Jesse dug out one of the bone-shaped treats. “Let her gnaw on that instead of your thumb.”

He took it and smiled as the pup settled in his lap with her treat.

He had been a father once, Jesse thought. The certainty of it made her heart hurt as she watched Virgil with the pup. She glanced at Kane, who had taken the seat next to Virgil and was also focused on the pup. And he had been an uncle. Their family is gone now, casualties of war.

Jana Paniccia came in and sat beside her. “Didn’t have time to shower. Sorry.”

Virgil leaned forward to see past Jesse’s knees. “Why sorry? You smell like the horse who is not meat. That is good.”

Fortunately neither woman had to respond to that because the Sanguinati arrived along with two young Intuit men.

“I have called this meeting because a request was made to expand the boundaries of the town to include one of the two full-size grocery stores in Bennett,” Tolya said. “Fagen and Zeke will present their proposals for us to consider.”

Fagen talked about how he and the people working with him would take responsibility for finding the food-processing plants that had survived the war. He explained how his group would also collect food from the houses and warehouse it to stock any small neighborhood stores, as well as the general store located on the town square.
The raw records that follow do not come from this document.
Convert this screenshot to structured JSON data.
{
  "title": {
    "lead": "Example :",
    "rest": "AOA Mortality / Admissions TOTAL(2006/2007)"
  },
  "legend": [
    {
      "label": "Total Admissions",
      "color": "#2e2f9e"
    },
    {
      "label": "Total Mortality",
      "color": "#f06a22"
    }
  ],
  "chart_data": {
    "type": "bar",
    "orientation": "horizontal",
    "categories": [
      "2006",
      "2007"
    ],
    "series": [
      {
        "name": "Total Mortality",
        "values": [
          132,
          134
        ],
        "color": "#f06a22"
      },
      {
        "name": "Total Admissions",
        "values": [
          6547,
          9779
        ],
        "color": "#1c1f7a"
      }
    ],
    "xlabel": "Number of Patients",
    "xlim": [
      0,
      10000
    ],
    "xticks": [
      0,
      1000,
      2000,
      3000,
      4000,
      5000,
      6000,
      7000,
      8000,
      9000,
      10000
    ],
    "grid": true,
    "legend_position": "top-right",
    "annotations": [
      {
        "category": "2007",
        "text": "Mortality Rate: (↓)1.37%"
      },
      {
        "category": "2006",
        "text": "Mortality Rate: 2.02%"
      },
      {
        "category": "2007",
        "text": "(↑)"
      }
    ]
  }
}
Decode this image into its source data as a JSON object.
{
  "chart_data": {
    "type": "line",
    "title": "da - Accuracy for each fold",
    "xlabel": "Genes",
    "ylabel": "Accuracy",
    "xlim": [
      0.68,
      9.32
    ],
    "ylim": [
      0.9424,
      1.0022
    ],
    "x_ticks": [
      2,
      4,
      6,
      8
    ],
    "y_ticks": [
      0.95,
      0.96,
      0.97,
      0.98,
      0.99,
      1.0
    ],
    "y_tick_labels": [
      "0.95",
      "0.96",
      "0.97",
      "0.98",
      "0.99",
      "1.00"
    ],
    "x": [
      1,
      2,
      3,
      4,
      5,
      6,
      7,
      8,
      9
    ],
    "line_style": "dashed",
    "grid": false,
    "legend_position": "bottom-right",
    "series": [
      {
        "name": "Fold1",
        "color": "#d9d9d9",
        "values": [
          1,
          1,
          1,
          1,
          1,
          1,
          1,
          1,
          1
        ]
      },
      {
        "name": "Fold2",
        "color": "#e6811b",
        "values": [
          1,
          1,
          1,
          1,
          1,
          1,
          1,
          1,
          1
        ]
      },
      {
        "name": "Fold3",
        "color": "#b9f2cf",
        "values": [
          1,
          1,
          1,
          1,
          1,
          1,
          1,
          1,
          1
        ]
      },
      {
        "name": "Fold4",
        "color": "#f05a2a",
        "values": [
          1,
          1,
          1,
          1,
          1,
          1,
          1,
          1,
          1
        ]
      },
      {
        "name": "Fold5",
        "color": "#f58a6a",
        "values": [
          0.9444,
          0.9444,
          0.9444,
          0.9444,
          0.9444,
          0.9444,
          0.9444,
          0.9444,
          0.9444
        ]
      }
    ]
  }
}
Jesse wasn’t sure the Sanguinati appreciated the charts, but Fagen had thought through what his group wanted to do.

“The collection of food and distributing it is what you’ve been doing since arriving in Bennett,” Tolya said. “How is this different?”

“When we first came to Bennett, we came for the adventure and because we believed helping you secure the town would earn humans the right to have a place in the town’s future,” Fagen said. “We worked for room and board and, basically, spending money. And we worked for the town council—or you, as the mayor. But not everyone works for you now. You’ve got doctors and lawyers and dentists, and that’s a good thing. But those people will charge for their services, so those of us who are staying need to earn our own living because you need to pay the folks who are actually working for the town, like you and the sheriff and his deputies. Like the people who are needed to collect garbage and maintain the streets in summer and winter.”

“We will consider what you have said,” Tolya said.

Zeke’s proposal was much the same as Fagen’s, only Zeke and his group wanted to be the salvage business that cleared out houses. More charts explained how each house would have careful documentation so that jewelry would be taken to Kelley Burch for assessment and private papers would be packed up for the lawyers to review in an attempt to find any heirs who might have lived elsewhere and survived. Zeke’s group had information about a few towns—most of those places being no more than a handful of buildings—that, most likely, had been resettled by terra indigene. Part of the salvage business would be to drive out to those places with a van packed with goods that the Others might find useful: human clothes, books, games, canned goods that could tide someone over if the hunting was lean.